Conforme Dugan, alguns membros do “comitês secretos” que escolhem as nomeações possuem relação com os artistas indicados. Ainda de acordo com a ex-presidente, os integrantes do comitê manipulam as indicações para que canções ou discos específicos sejam indicados quando Ken Erlich (produtor da premiação) deseja a execução de alguma música durante o show.
Dentre essas alegações, Deborah denuncia Neil Portnow, ex-CEO da Academia, de “supostamente estuprar uma artista” e ainda revelou que o conselho “estava ciente do crime.” A artista não teve seu nome revelado, mas foi identificada como “estrangeira”.
Por meio de contextos como esses, a Academia e a premiação se revelam como poços misóginos, manipulativos e massivamente clubistas que desempenham por meio do poder que possuem a deturpação, violação e desvalorização da imagem e do corpo da mulher, além das ações processuais das indicações de caráter descredibilizante e duvidosos.
Ausência feminina
Na 60º edição da premiação, muitos criticaram o número reduzido de mulheres indicadas. O número de vencedoras foi ainda menor; Alessia Cara foi a única entre as principais categorias a conquistar o gramafone. Assim, questionado pela Variety, o até então presidente do Grammy, Neil Portnow, declarou que era uma questão de as mulheres se “posicionarem”.
“Eu acho que tem que começar com…mulheres que tenham a criatividade em suas almas e corações, que querem ser musicistas, que querem ser engenheiras, produtoras e querem fazer parte da indústria no nível executivo… Elas precisam se impor porque acho que elas seriam bem-vindas.”

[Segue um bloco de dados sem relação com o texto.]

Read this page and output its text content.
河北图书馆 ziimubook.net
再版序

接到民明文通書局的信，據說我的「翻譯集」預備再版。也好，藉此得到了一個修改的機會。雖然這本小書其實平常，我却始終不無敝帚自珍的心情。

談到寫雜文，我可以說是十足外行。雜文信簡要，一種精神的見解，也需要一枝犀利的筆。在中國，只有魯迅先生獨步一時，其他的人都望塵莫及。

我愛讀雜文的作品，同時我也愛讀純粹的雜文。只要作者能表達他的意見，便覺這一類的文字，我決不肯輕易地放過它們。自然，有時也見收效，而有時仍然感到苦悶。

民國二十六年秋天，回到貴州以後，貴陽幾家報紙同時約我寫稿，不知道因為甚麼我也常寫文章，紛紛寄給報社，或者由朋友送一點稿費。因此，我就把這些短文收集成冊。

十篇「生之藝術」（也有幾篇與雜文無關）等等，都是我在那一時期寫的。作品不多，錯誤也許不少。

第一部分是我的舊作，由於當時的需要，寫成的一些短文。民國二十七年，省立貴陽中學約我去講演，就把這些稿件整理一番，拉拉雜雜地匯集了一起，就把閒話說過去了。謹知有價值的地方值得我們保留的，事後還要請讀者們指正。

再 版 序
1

Entretanto, Portnow talvez não tenha observado o meio em que trabalhava. As artistas femininas são em sua grande maioria donas de grandes perfomances, entregando para o público muito além da voz e canção. A incorporação, o trabalho árduo, os conceitos e super produções são sempre desenvolvidos por mulheres na indústria da música.

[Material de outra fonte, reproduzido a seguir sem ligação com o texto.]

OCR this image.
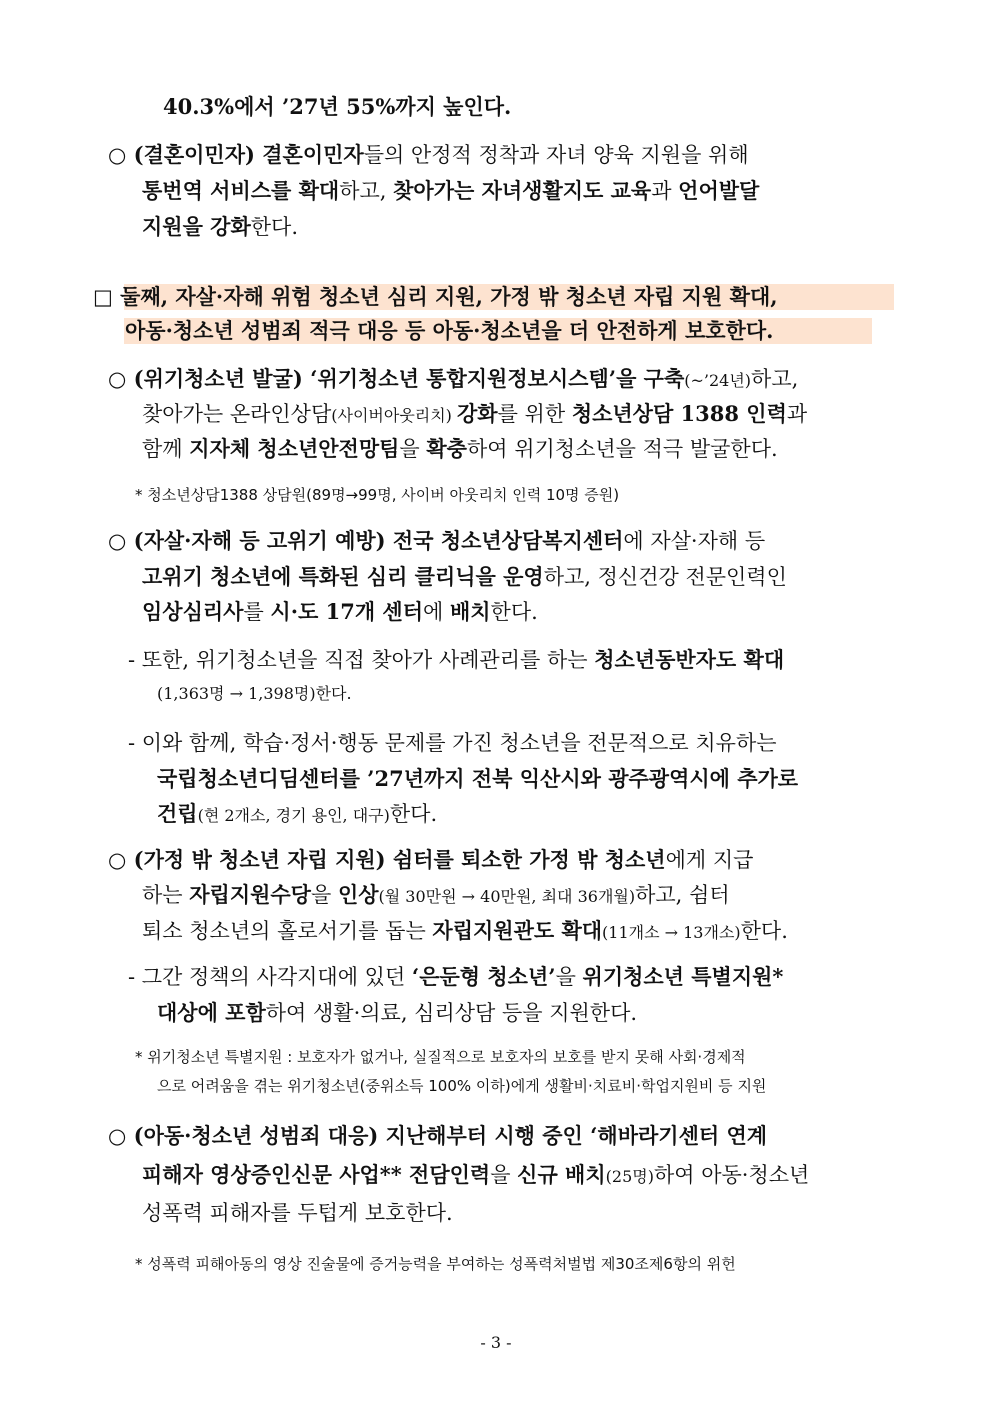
40.3%에서 ’27년 55%까지 높인다.
○ (결혼이민자) 결혼이민자들의 안정적 정착과 자녀 양육 지원을 위해
통번역 서비스를 확대하고, 찾아가는 자녀생활지도 교육과 언어발달
지원을 강화한다.
□ 둘째, 자살·자해 위험 청소년 심리 지원, 가정 밖 청소년 자립 지원 확대,
아동·청소년 성범죄 적극 대응 등 아동·청소년을 더 안전하게 보호한다.
○ (위기청소년 발굴) ‘위기청소년 통합지원정보시스템’을 구축(~’24년)하고,
찾아가는 온라인상담(사이버아웃리치) 강화를 위한 청소년상담 1388 인력과
함께 지자체 청소년안전망팀을 확충하여 위기청소년을 적극 발굴한다.
* 청소년상담1388 상담원(89명→99명, 사이버 아웃리치 인력 10명 증원)
○ (자살·자해 등 고위기 예방) 전국 청소년상담복지센터에 자살·자해 등
고위기 청소년에 특화된 심리 클리닉을 운영하고, 정신건강 전문인력인
임상심리사를 시·도 17개 센터에 배치한다.
- 또한, 위기청소년을 직접 찾아가 사례관리를 하는 청소년동반자도 확대
(1,363명 → 1,398명)한다.
- 이와 함께, 학습·정서·행동 문제를 가진 청소년을 전문적으로 치유하는
국립청소년디딤센터를 ’27년까지 전북 익산시와 광주광역시에 추가로
건립(현 2개소, 경기 용인, 대구)한다.
○ (가정 밖 청소년 자립 지원) 쉼터를 퇴소한 가정 밖 청소년에게 지급
하는 자립지원수당을 인상(월 30만원 → 40만원, 최대 36개월)하고, 쉼터
퇴소 청소년의 홀로서기를 돕는 자립지원관도 확대(11개소 → 13개소)한다.
- 그간 정책의 사각지대에 있던 ‘은둔형 청소년’을 위기청소년 특별지원*
대상에 포함하여 생활·의료, 심리상담 등을 지원한다.
* 위기청소년 특별지원 : 보호자가 없거나, 실질적으로 보호자의 보호를 받지 못해 사회·경제적
으로 어려움을 겪는 위기청소년(중위소득 100% 이하)에게 생활비·치료비·학업지원비 등 지원
○ (아동·청소년 성범죄 대응) 지난해부터 시행 중인 ‘해바라기센터 연계
피해자 영상증인신문 사업** 전담인력을 신규 배치(25명)하여 아동·청소년
성폭력 피해자를 두텁게 보호한다.
* 성폭력 피해아동의 영상 진술물에 증거능력을 부여하는 성폭력처벌법 제30조제6항의 위헌
- 3 -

De Nina Simone, Madonna e Janet Jackson a Lady Gaga, Ariana Grande e Beyoncé, o mercado musical detêm de uma longa lista assinada e encabeçada por mulheres. Ao contrário dos homens, infelizmente, elas ainda precisam reforçar seu espaço e seu poder no âmbito artístico.
As cantoras Katy Perry, Dua Lipa e P!nk se posicionaram contra o comentário. Sendo assim, uma equipe de mulheres executivas da música, como parcela do movimento Time´s Up contra a desigualdade de gênero, exigiram a renúncia de Neil. Após a declaração e onda de critícas, Neil Portnow não renovou seu contrato em julho de 2019 e anunciava o fim do seu cargo na entidade.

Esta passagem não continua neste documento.